Auch ich möchte hier gerne den Beitrag von Arno von Rosen rebloggen, damit diese große Angst unter den Bloggern wieder abebben darf.
Laßt euch nicht kriegen.
Danke.

Arno von Rosen

Arno von RosenZuerst einmal die guten Nachrichten. Niemand der einen privaten Blog (also ohne Gewinnabsicht) betreibt, muss ein Impressum hinterlegen. Auch sind die ganzen Einstellungen am Blog nicht halb so schwierig, wie in der Öffentlichkeit gerne behauptet wird, denn die Plattformbetreiber müssen selber dafür Sorge tragen, dass ihre Mitglieder rechtlich geschützt sind.

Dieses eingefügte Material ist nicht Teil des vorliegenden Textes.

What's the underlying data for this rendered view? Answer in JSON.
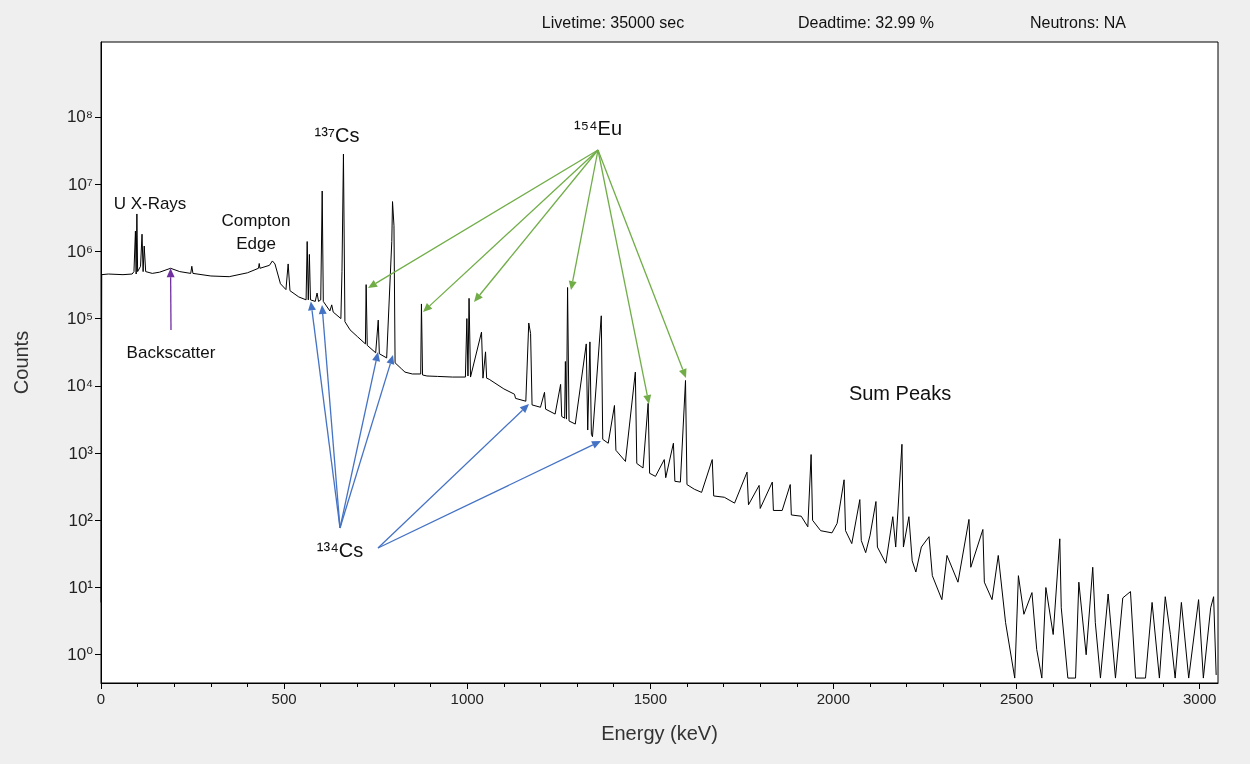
{
  "chart_data": {
    "type": "line",
    "xlabel": "Energy (keV)",
    "ylabel": "Counts",
    "annotations": [
      "Livetime: 35000 sec",
      "Deadtime: 32.99 %",
      "Neutrons: NA",
      "¹³⁷Cs",
      "¹⁵⁴Eu",
      "U X-Rays",
      "Compton\nEdge",
      {
        "text": "Backscatter",
        "x": 190,
        "y": 560000
      },
      {
        "text": "¹³⁴Cs",
        "x": 573,
        "y": 180000
      },
      "Sum Peaks"
    ],
    "series": [
      {
        "color": "#000000",
        "x": [
          0,
          2,
          20,
          60,
          85,
          90,
          94,
          96,
          98,
          100,
          108,
          112,
          115,
          118,
          122,
          140,
          160,
          190,
          215,
          245,
          248,
          251,
          300,
          350,
          400,
          430,
          432,
          434,
          460,
          468,
          475,
          490,
          505,
          511,
          516,
          540,
          560,
          563,
          566,
          569,
          572,
          585,
          590,
          594,
          600,
          604,
          607,
          625,
          630,
          634,
          655,
          658,
          662,
          666,
          680,
          700,
          722,
          724,
          727,
          750,
          757,
          760,
          780,
          794,
          796,
          800,
          803,
          820,
          830,
          850,
          873,
          875,
          878,
          890,
          919,
          960,
          995,
          999,
          1002,
          1005,
          1009,
          1039,
          1043,
          1050,
          1053,
          1060,
          1100,
          1129,
          1132,
          1160,
          1168,
          1173,
          1177,
          1200,
          1211,
          1214,
          1240,
          1255,
          1258,
          1266,
          1268,
          1271,
          1274,
          1278,
          1295,
          1325,
          1329,
          1335,
          1339,
          1342,
          1366,
          1370,
          1385,
          1402,
          1406,
          1432,
          1459,
          1463,
          1480,
          1494,
          1498,
          1514,
          1538,
          1542,
          1563,
          1567,
          1582,
          1596,
          1600,
          1620,
          1640,
          1669,
          1673,
          1702,
          1730,
          1764,
          1768,
          1797,
          1800,
          1833,
          1836,
          1860,
          1882,
          1885,
          1912,
          1930,
          1939,
          1943,
          1965,
          1996,
          2010,
          2029,
          2033,
          2050,
          2072,
          2076,
          2088,
          2100,
          2116,
          2120,
          2143,
          2162,
          2170,
          2187,
          2191,
          2206,
          2215,
          2225,
          2240,
          2261,
          2270,
          2296,
          2310,
          2340,
          2370,
          2375,
          2408,
          2412,
          2433,
          2450,
          2470,
          2495,
          2505,
          2520,
          2542,
          2555,
          2569,
          2580,
          2600,
          2618,
          2622,
          2640,
          2661,
          2670,
          2690,
          2708,
          2715,
          2729,
          2750,
          2770,
          2790,
          2811,
          2825,
          2852,
          2870,
          2890,
          2906,
          2920,
          2933,
          2950,
          2970,
          2997,
          3010,
          3030,
          3038,
          3045
        ],
        "values": [
          6,
          450000,
          460000,
          450000,
          460000,
          500000,
          2000000,
          460000,
          3600000,
          500000,
          600000,
          1800000,
          500000,
          1200000,
          500000,
          470000,
          490000,
          560000,
          500000,
          470000,
          600000,
          470000,
          430000,
          420000,
          480000,
          560000,
          660000,
          560000,
          620000,
          720000,
          650000,
          330000,
          270000,
          650000,
          260000,
          210000,
          190000,
          1400000,
          190000,
          900000,
          190000,
          180000,
          240000,
          180000,
          190000,
          7900000,
          180000,
          130000,
          160000,
          125000,
          100000,
          500000,
          28000000,
          90000,
          68000,
          54000,
          42000,
          320000,
          40000,
          31000,
          95000,
          30000,
          26000,
          1400000,
          5500000,
          2400000,
          22000,
          18000,
          16000,
          15000,
          15000,
          165000,
          14500,
          14000,
          13800,
          13500,
          13500,
          100000,
          14000,
          200000,
          13500,
          63000,
          13000,
          32000,
          13000,
          12500,
          9000,
          7500,
          6500,
          5900,
          86000,
          60000,
          5200,
          4800,
          8000,
          4500,
          3800,
          10500,
          3500,
          3300,
          23000,
          3200,
          290000,
          3000,
          2700,
          42000,
          2200,
          45000,
          1900,
          1750,
          110000,
          1600,
          1400,
          5100,
          1100,
          750,
          16000,
          700,
          600,
          5500,
          500,
          450,
          800,
          430,
          1400,
          380,
          370,
          12000,
          340,
          290,
          260,
          800,
          230,
          220,
          180,
          520,
          170,
          330,
          150,
          370,
          140,
          140,
          340,
          120,
          115,
          80,
          950,
          100,
          70,
          65,
          90,
          400,
          70,
          45,
          203,
          50,
          33,
          60,
          190,
          40,
          23,
          113,
          40,
          1350,
          40,
          113,
          25,
          17,
          40,
          57,
          15,
          6.6,
          30,
          12,
          103,
          20,
          73,
          12,
          6.6,
          30,
          3,
          0.45,
          15,
          4,
          8.4,
          1.2,
          0.45,
          10,
          2,
          53,
          5,
          0.45,
          0.45,
          12,
          1,
          20,
          3,
          0.45,
          8,
          0.45,
          7,
          8.7,
          0.45,
          0.45,
          6,
          0.45,
          7.3,
          2,
          0.45,
          6,
          0.45,
          6.6,
          0.45,
          5,
          7.3,
          0.5
        ]
      }
    ],
    "xlim": [
      0,
      3050
    ],
    "xticks": [
      0,
      500,
      1000,
      1500,
      2000,
      2500,
      3000
    ],
    "ylim": [
      0.38,
      1300000000
    ],
    "yticks": [
      {
        "value": 1,
        "label": "10⁰"
      },
      {
        "value": 10,
        "label": "10¹"
      },
      {
        "value": 100,
        "label": "10²"
      },
      {
        "value": 1000,
        "label": "10³"
      },
      {
        "value": 10000,
        "label": "10⁴"
      },
      {
        "value": 100000,
        "label": "10⁵"
      },
      {
        "value": 1000000,
        "label": "10⁶"
      },
      {
        "value": 10000000,
        "label": "10⁷"
      },
      {
        "value": 100000000,
        "label": "10⁸"
      }
    ],
    "log": "y",
    "grid": false,
    "marker": "none",
    "line_style": "solid"
  }
}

So bleiben in der Regel wenige Klicks übrig, um einen Blog sicher zu machen. Bei kommerziellen Blogs und Seiten sieht das etwas anders aus, denn diese müssen ein Impressum führen (hier mehr dazu), doch eine Telefonnummer ist auch hier nicht zwingend erforderlich. Wer seine eigene Webseite betreibt, sollte beachten diese als https zu verschlüsseln, so wie es bei wp oben in der Eingabezeile zu sehen ist (grünes Schloss). Plattformen machen dies automatisch, aber eigene Seiten nicht. So muss man diese Option vom Provider (zum Beispiel 1&1 usw.) dazubuchen lassen. Dies ist…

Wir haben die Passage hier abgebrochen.